Visualization of the Dynamic Window Approach

Interview assignment in the application process for the role of Robotics Engineer at JetBrains Techlab. Visualization of the Dynamic Window Approach path planning algorithm.

Assignment prompt

Develop a visual application in Python or C++, which implements the Dynamic-Window approach path planning algorithm in 2D. The solution is supposed to be minimalistic, e.g., 2D plot or vector visualization. The algorithm should also implement collision avoidance. The generated map should have random, not specified obstacles. The program should have two parameters that take an X, Y coordinates of start, and X, Y of final destination. The result is an animated visualization of the path planning algorithm. Focus on the implementation rather than the visual side of the program.

Visualization

Algorithm Implementation

The implementation of the algorithm is heavily based on the paper of Fox et al. (1997), all functions for the algorithm are defined in dwa.py. The visualization and user interface are defined in dwa_viz.py. All parameters can be set in the configuration file.

1. dynamic_window(bot)

   In the dynamic window approach the search space for velocity commands is reduced by the dynamic constraints of the robot. The minimal and maximal velocity commands are thus limited by the robots current velocity and its maximum acceleration/deceleration capabilities.

2. admissible_paths(bot, window, obstacles)

   Paths are determined by pairs (v, omega) of translational and rotational velocities. A path is considered admissible if the robot is able to stop before it reaches the closest obstacle on the corresponding path.

3. find_optimum(bot, paths, goal_pos, p)

   Three criteria are considered for selecting the optimal path.

   1. Target Heading: a measure of progress towards the goal location.

      To consider the dynamics of the rotation, the bot heading is computed at the position which the robot will reach when exerting maximal deceleration after the next time interval. The target heading is maximal when the robot heading is aligned with the goal heading.

   2. Clearance: the distance to the closest obstacle on the path.

      If there is no obstacle on the path this value is set to a large constant.

   3. Velocity: projection of the translational velocity v

   All three factors are normalized to [0,1] and multiplied with a gain. The sum of the three factors is maximized to find the optimal path.

4. bot.update_state(v, omega)

   The robot state is updated based on the optimal velocity inputs.

5. This process is repeated until the robot has reached the goal location.

Collision Detection

On a curved path the center-to-center distance of the path and obstacle is compared to the grey collision area. On a straight path a collision is detected if the angle between the obstacle and the robot falls between some angle (depending on the distance) around the robot's heading.

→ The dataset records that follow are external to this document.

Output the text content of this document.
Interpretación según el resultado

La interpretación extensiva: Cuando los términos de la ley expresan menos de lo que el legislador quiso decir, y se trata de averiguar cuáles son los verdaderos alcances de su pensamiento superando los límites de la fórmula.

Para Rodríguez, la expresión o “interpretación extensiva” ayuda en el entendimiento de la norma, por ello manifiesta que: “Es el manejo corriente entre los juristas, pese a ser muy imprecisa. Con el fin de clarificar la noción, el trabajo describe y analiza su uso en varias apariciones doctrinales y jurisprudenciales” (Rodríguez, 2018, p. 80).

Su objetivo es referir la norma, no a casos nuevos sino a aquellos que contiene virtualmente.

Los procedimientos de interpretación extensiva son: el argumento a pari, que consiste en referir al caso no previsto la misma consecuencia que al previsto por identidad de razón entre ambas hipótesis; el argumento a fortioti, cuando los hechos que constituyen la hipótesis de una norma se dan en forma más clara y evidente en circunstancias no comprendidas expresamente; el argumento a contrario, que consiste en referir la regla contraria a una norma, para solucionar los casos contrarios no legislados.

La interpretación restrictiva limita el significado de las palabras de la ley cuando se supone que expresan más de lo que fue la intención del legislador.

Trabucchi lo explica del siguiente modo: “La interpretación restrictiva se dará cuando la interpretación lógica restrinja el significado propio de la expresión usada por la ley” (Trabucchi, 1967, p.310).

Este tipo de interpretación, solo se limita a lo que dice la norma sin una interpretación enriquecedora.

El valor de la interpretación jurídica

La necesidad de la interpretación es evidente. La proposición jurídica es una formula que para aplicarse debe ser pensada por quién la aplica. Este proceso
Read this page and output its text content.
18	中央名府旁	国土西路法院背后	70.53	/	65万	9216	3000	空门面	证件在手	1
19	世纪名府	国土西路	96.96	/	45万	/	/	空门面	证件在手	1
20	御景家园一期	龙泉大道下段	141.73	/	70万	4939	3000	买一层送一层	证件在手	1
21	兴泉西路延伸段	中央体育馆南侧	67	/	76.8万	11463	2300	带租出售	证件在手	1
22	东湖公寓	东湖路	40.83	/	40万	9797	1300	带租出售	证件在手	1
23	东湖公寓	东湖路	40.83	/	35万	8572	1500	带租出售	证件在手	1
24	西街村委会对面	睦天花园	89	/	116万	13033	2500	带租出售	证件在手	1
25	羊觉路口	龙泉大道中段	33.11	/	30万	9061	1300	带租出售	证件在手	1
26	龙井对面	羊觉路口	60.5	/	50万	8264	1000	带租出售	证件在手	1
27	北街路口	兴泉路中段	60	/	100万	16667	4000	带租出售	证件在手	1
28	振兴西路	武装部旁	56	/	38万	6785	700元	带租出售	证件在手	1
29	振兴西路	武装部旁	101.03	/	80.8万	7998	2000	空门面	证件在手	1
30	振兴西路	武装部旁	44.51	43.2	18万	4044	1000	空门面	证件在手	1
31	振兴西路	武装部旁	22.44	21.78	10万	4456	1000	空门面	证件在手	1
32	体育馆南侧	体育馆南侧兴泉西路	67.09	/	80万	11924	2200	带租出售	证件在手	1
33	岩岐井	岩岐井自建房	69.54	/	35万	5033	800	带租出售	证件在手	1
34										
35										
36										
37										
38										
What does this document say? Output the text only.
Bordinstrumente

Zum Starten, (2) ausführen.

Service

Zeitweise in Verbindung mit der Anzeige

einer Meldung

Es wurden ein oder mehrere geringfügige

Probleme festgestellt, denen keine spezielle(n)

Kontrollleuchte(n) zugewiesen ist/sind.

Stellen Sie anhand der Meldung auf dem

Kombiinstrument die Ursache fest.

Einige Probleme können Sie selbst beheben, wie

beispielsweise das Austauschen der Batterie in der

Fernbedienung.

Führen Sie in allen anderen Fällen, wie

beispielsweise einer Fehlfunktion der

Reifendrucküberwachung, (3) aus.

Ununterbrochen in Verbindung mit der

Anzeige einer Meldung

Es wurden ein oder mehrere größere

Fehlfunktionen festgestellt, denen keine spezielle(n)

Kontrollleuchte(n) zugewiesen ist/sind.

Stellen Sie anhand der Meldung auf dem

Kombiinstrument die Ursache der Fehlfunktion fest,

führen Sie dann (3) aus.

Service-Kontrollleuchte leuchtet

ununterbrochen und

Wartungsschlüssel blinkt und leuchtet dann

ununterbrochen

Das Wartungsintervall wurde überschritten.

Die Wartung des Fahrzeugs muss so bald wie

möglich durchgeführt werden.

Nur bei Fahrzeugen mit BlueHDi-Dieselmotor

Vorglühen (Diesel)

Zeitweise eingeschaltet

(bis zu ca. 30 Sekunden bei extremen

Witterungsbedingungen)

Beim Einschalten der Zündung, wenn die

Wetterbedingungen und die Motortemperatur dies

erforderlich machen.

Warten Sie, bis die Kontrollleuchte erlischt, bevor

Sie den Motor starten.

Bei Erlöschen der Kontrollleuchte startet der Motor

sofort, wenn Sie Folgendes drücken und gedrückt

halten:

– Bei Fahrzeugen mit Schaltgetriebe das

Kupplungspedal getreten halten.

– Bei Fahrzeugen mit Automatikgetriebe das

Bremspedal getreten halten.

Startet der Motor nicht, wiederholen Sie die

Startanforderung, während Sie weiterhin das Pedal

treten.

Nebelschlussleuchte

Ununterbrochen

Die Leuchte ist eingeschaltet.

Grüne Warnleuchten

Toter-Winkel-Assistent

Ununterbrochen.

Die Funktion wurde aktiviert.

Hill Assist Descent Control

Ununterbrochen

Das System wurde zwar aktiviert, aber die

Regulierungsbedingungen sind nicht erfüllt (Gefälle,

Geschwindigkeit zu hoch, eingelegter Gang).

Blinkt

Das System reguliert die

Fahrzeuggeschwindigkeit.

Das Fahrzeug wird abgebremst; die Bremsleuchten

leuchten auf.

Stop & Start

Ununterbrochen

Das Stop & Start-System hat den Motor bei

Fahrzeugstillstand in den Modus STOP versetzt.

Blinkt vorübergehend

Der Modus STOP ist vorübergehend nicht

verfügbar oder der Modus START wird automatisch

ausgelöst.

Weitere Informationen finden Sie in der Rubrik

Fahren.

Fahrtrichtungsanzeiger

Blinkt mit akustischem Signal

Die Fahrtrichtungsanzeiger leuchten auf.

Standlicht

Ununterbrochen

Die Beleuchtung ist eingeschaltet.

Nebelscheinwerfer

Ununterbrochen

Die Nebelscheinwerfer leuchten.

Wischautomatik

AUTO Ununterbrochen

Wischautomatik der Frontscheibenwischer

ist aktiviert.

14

When the distance to the obstacle is greater than the breaking distance of the robot, the path is marked as safe.

Graphical representation as an aid to understand the collision detection

Possible improvements?

• Test more (edge) cases and test with different parameters.
• Add an extra margin around obstacles to avoid collision.
• Normalize the values based on the minimal and maximal values of the admissible paths of that time interval.
• Adjust grid visualization to robot position
• Known Issue: Sometimes spiraling into obstacles after collision.

References

D. Fox, W. Burgard and S. Thrun, "The dynamic window approach to collision avoidance," in IEEE Robotics & Automation Magazine, vol. 4, no. 1, pp. 23-33, March 1997

DOI: 10.1109/100.580977